- The Washington Times - Sunday, July 30, 2017

After their health care bill collapsed in spectacular fashion last week, Republican congressional leaders insist they won’t make the same mistakes with tax reform, the other big-ticket promise they made to voters, and to which they will turn next.

But there are enough similarities between the two issues that lawmakers are worried.

Republicans go into the debate with only vague principles, have struggled to pique Democrats’ interest and have received conflicting signals from the White House about priorities.

Still searching for their first major legislative win under President Trump, Republican leaders said they have to surmount those problems and deliver reform.

“We looked at health care and said, ‘Let’s make sure we do tax reform better and differently,’” House Speaker Paul D. Ryan, Wisconsin Republican, said in an interview that aired Sunday on Fox News.

He joined other top Republicans on Capitol Hill, as well as the Treasury secretary and White House economic adviser, to release a broad set of goals and a vague timeline for tax reform and promised to put legislation through committees in the fall.

Mr. Ryan and Ways and Means Committee Chairman Kevin Brady, Texas Republican, also abandoned their push for a $1 trillion tax on imports.

But some members of the tax-writing Ways and Means Committee said dropping the border adjustment raises questions about how to make up an estimated $1 trillion in revenue that Republicans were going to use to pay for lowering other rates.

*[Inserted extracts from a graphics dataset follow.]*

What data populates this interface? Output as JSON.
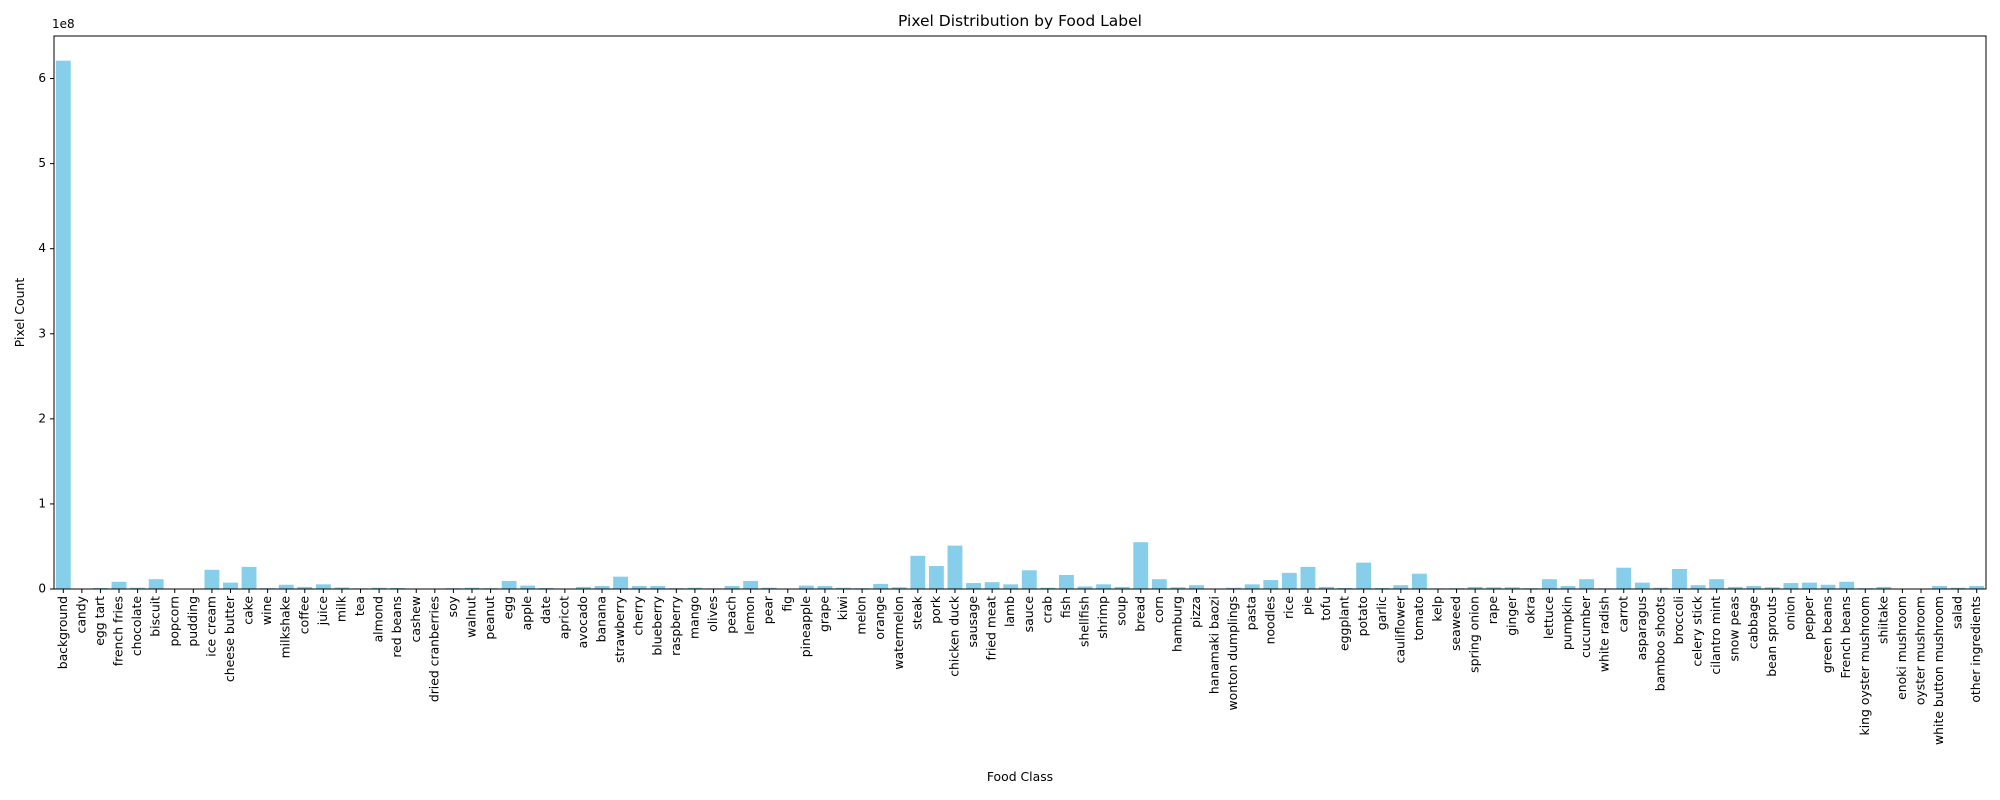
{
  "chart_data": {
    "type": "bar",
    "title": "Pixel Distribution by Food Label",
    "xlabel": "Food Class",
    "ylabel": "Pixel Count",
    "scale_label": "1e8",
    "ylim": [
      0,
      650000000
    ],
    "yticks": [
      {
        "value": 0,
        "label": "0"
      },
      {
        "value": 100000000,
        "label": "1"
      },
      {
        "value": 200000000,
        "label": "2"
      },
      {
        "value": 300000000,
        "label": "3"
      },
      {
        "value": 400000000,
        "label": "4"
      },
      {
        "value": 500000000,
        "label": "5"
      },
      {
        "value": 600000000,
        "label": "6"
      }
    ],
    "bar_color": "#87ceeb",
    "grid": false,
    "categories": [
      "background",
      "candy",
      "egg tart",
      "french fries",
      "chocolate",
      "biscuit",
      "popcorn",
      "pudding",
      "ice cream",
      "cheese butter",
      "cake",
      "wine",
      "milkshake",
      "coffee",
      "juice",
      "milk",
      "tea",
      "almond",
      "red beans",
      "cashew",
      "dried cranberries",
      "soy",
      "walnut",
      "peanut",
      "egg",
      "apple",
      "date",
      "apricot",
      "avocado",
      "banana",
      "strawberry",
      "cherry",
      "blueberry",
      "raspberry",
      "mango",
      "olives",
      "peach",
      "lemon",
      "pear",
      "fig",
      "pineapple",
      "grape",
      "kiwi",
      "melon",
      "orange",
      "watermelon",
      "steak",
      "pork",
      "chicken duck",
      "sausage",
      "fried meat",
      "lamb",
      "sauce",
      "crab",
      "fish",
      "shellfish",
      "shrimp",
      "soup",
      "bread",
      "corn",
      "hamburg",
      "pizza",
      "hanamaki baozi",
      "wonton dumplings",
      "pasta",
      "noodles",
      "rice",
      "pie",
      "tofu",
      "eggplant",
      "potato",
      "garlic",
      "cauliflower",
      "tomato",
      "kelp",
      "seaweed",
      "spring onion",
      "rape",
      "ginger",
      "okra",
      "lettuce",
      "pumpkin",
      "cucumber",
      "white radish",
      "carrot",
      "asparagus",
      "bamboo shoots",
      "broccoli",
      "celery stick",
      "cilantro mint",
      "snow peas",
      "cabbage",
      "bean sprouts",
      "onion",
      "pepper",
      "green beans",
      "French beans",
      "king oyster mushroom",
      "shiitake",
      "enoki mushroom",
      "oyster mushroom",
      "white button mushroom",
      "salad",
      "other ingredients"
    ],
    "values": [
      621000000,
      300000,
      1200000,
      8500000,
      1500000,
      11500000,
      500000,
      600000,
      22500000,
      7500000,
      26000000,
      1000000,
      5000000,
      2500000,
      5500000,
      1800000,
      800000,
      1500000,
      1200000,
      600000,
      300000,
      1000000,
      1500000,
      1000000,
      9500000,
      4000000,
      1200000,
      500000,
      2500000,
      3500000,
      14500000,
      3500000,
      3500000,
      1000000,
      1500000,
      800000,
      3500000,
      9500000,
      1500000,
      500000,
      4000000,
      3500000,
      1500000,
      1000000,
      6000000,
      2000000,
      39000000,
      27000000,
      51000000,
      7000000,
      8000000,
      5500000,
      22000000,
      1500000,
      16500000,
      3000000,
      5500000,
      2500000,
      55000000,
      11500000,
      2000000,
      4500000,
      500000,
      1500000,
      5500000,
      10500000,
      19000000,
      26000000,
      2500000,
      1200000,
      31000000,
      1200000,
      4500000,
      18000000,
      800000,
      1000000,
      2500000,
      2000000,
      2000000,
      1000000,
      11500000,
      3500000,
      11500000,
      800000,
      25000000,
      7500000,
      1500000,
      23500000,
      4500000,
      11500000,
      2500000,
      3500000,
      2000000,
      7000000,
      7500000,
      5000000,
      8500000,
      1000000,
      2500000,
      500000,
      500000,
      3500000,
      1500000,
      3500000
    ]
  }
}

“As I’ve always said, without border adjustment you’re going to have a lot higher rates, and I think it makes it complicated to solve the overseas issues,” said Rep. Devin Nunes, California Republican and a Ways and Means Committee member.

Republicans were also counting on repealing Obamacare first, including erasing $1 trillion in taxes on items such as investment income to pay for the law.

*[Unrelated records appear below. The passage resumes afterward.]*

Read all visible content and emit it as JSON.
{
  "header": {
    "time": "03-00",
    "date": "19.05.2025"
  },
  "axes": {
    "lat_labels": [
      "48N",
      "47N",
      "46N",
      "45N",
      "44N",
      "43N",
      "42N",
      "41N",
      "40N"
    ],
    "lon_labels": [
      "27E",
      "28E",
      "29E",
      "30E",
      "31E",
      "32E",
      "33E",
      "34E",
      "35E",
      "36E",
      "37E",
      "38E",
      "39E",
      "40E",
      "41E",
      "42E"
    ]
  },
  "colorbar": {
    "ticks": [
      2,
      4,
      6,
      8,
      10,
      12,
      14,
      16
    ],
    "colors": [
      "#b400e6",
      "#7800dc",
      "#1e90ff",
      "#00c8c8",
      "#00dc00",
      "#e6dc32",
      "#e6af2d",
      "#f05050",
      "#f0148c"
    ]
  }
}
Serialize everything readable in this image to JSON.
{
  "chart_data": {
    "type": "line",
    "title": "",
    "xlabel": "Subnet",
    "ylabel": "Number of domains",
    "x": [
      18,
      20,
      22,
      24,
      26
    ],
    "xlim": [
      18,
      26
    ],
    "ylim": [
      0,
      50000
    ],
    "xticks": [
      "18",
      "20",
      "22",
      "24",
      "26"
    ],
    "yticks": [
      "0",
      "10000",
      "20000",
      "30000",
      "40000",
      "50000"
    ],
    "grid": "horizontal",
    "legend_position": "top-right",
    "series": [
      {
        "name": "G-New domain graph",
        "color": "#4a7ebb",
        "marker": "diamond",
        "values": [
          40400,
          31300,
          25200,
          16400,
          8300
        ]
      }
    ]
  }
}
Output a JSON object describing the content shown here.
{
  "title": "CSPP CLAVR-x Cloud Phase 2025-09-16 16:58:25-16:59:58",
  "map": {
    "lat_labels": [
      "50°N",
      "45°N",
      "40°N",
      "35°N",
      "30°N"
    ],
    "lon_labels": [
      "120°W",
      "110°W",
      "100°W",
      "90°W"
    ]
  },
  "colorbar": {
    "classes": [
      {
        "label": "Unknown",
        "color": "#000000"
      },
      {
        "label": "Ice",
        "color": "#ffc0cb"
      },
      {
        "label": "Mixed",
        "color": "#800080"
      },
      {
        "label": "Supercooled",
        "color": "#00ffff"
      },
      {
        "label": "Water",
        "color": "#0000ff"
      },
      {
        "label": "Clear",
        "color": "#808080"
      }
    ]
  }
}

Axing those taxes, as part of a bill that lowered the overall deficit, would significantly lower the federal budget baseline and give leaders more wiggle room on the ultimate cost of their tax package.

That option is no longer viable because of the failure of the health care legislation last week.

“If the representations we got earlier in the year are true that you cannot have tax reform without health care reform, then it gets harder,” said Rep. Mo Brooks, Alabama Republican.

Mr. Brady said Congress could try to repeal Obamacare levies as part of the tax code overhaul, but that would disrupt what is already a tightrope walk.

“I want those $1 trillion of taxes out of the economy — that’s what that repeal bill is designed to do,” Mr. Brady said. “We can’t afford to import those into tax reform [because] the result would be higher tax rates for more families and local businesses.”

Under fast-track budget rules, Republicans can pass a broad tax code overhaul with a simple majority in the House and Senate, bypassing a Democratic filibuster, as long as it doesn’t add to the deficit in the long run.

But a revenue-neutral bill almost certainly means a much more limited set of reforms.

Rep. James B. Renacci, Ohio Republican and another Ways and Means Committee member, said he hasn’t given up hope for a big deal, even without the extra room that could have been bought with the border adjustment tax or Obamacare repeal.

“I think we need to come up with something where we [can] get enough votes to pass it and move it forward even if that means it’s not revenue-neutral in some cases,” he said.

First up for Republicans, however, will be passing a budget so they have a framework for tax reform.

A plan passed the House Budget Committee this month but has stalled as committee Chairman Diane Black searches for support.

“We look forward to having continued conversations with Chairman Black on the budget, but there are still not enough votes to pass” it, Rep. Mark Meadows, the North Carolina Republican who chairs the influential House Freedom Caucus, said last week.

Lawmakers need a budget vehicle in order to unlock fast-track procedures known as reconciliation, which can avoid a potential Senate filibuster — though it also places limits on what can be done legislatively.

Republicans found that out during the Obamacare debate, which was also conducted under reconciliation. Rank-and-file Republicans chafed at having to scratch some ideas because they didn’t fit under the strict rules governing budget debates.

Republicans also have spent essentially half the year trying to pass health care reform, adding pressure to deliver a legislative win and have something they can take back to voters for the midterm elections next year.

“We’re just going straight ahead,” Mr. Brady said. “Despite the setback, the letdown on health care, I think people are awfully excited about being able to unify behind this in August and through the fall.”

Democrats have been left out of tax negotiations. Republican leaders saying the two parties can’t even agree on goals. Republicans say they want a more competitive code but that Democrats want to use a tax overhaul to soak the rich and increase government revenue.

“Republicans are dripping tax ideas out like a leaky faucet with no specifics to back them up,” said Sen. Ron Wyden of Oregon, the top Democrat on the tax-writing Finance Committee. “We need sustainable, comprehensive tax reform, not a massive tax cut for the wealthy.”